Pour avoir la garantie d'être payé, le cabinet a signé « un contrat de cession de créances » avec M. Archambault, qui donne au cabinet une priorité sur ses gains dans cette affaire. Or, Revenu Québec a contesté ce contrat devant les tribunaux et, autrement dit, a tenté de lui couper des possibilités de financer sa poursuite. La contestation est rendue devant la Cour suprême.

Selon l'avocat fiscaliste Paul Ryan, l'offensive de l'Agence du revenu du Québec ces derniers temps «fait très mal dans le marché et menace l'expansion ou la survie de nombreuses entreprises».

Selon lui, la vaste majorité des problèmes sont liés au paiement de la TPS et de la TVQ, qu'administre l'agence. En effet, contrairement aux règles qui prévalent pour l'impôt sur le revenu, les contribuables doivent d'abord payer la facture et contester ensuite quand il s'agit de la taxe de vente. Ce fut le cas d'Enico, entre autres.

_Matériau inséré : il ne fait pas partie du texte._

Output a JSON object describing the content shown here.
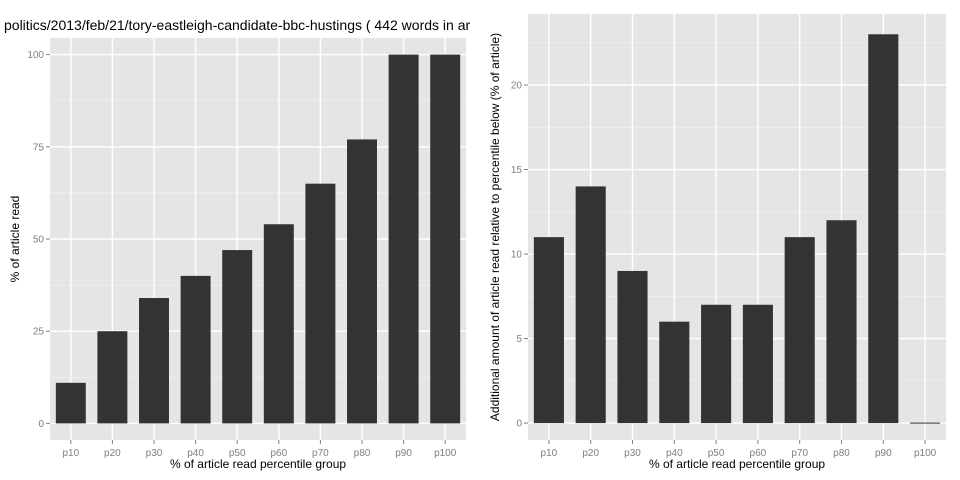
{
  "chart_data": [
    {
      "type": "bar",
      "title": "politics/2013/feb/21/tory-eastleigh-candidate-bbc-hustings ( 442 words in ar",
      "xlabel": "% of article read percentile group",
      "ylabel": "% of article read",
      "categories": [
        "p10",
        "p20",
        "p30",
        "p40",
        "p50",
        "p60",
        "p70",
        "p80",
        "p90",
        "p100"
      ],
      "values": [
        11,
        25,
        34,
        40,
        47,
        54,
        65,
        77,
        100,
        100
      ],
      "ylim": [
        -4.5,
        104.5
      ],
      "yticks": [
        0,
        25,
        50,
        75,
        100
      ],
      "bar_color": "#333333",
      "panel_color": "#e5e5e5",
      "grid": true
    },
    {
      "type": "bar",
      "title": "",
      "xlabel": "% of article read percentile group",
      "ylabel": "Additional amount of article read relative to percentile below (% of article)",
      "categories": [
        "p10",
        "p20",
        "p30",
        "p40",
        "p50",
        "p60",
        "p70",
        "p80",
        "p90",
        "p100"
      ],
      "values": [
        11,
        14,
        9,
        6,
        7,
        7,
        11,
        12,
        23,
        0
      ],
      "ylim": [
        -1.0,
        24.2
      ],
      "yticks": [
        0,
        5,
        10,
        15,
        20
      ],
      "bar_color": "#333333",
      "panel_color": "#e5e5e5",
      "grid": true
    }
  ]
}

Pour se payer, le fisc fait parfois des saisies ou gèle le remboursement de crédits d'impôts, ce qui prive l'entreprise de liquidités essentielles et la place en situation précaire. «Ça ressemble à du chantage», dit Yacine Agnaou.

Dans une autre cause gagnée cette semaine par Systèmes intérieurs GPBR contre Revenu Québec, le coeur du débat porte plutôt sur le présumé devoir qu'ont les entreprises d'enquêter sur leurs fournisseurs pour s'assurer qu'ils montrent patte blanche en matière de TPS-TVQ. Le juge rejette cette exigence. Revenu Québec conteste cette cause en appel, tandis qu'elle analyse le dossier Enico pour voir si elle ira en appel d'ici le 23 novembre.

Bref, le fisc «passe la gratte», comme il se doit, mais le gouvernement doit s'assurer qu'il n'arrache pas tout sur son passage.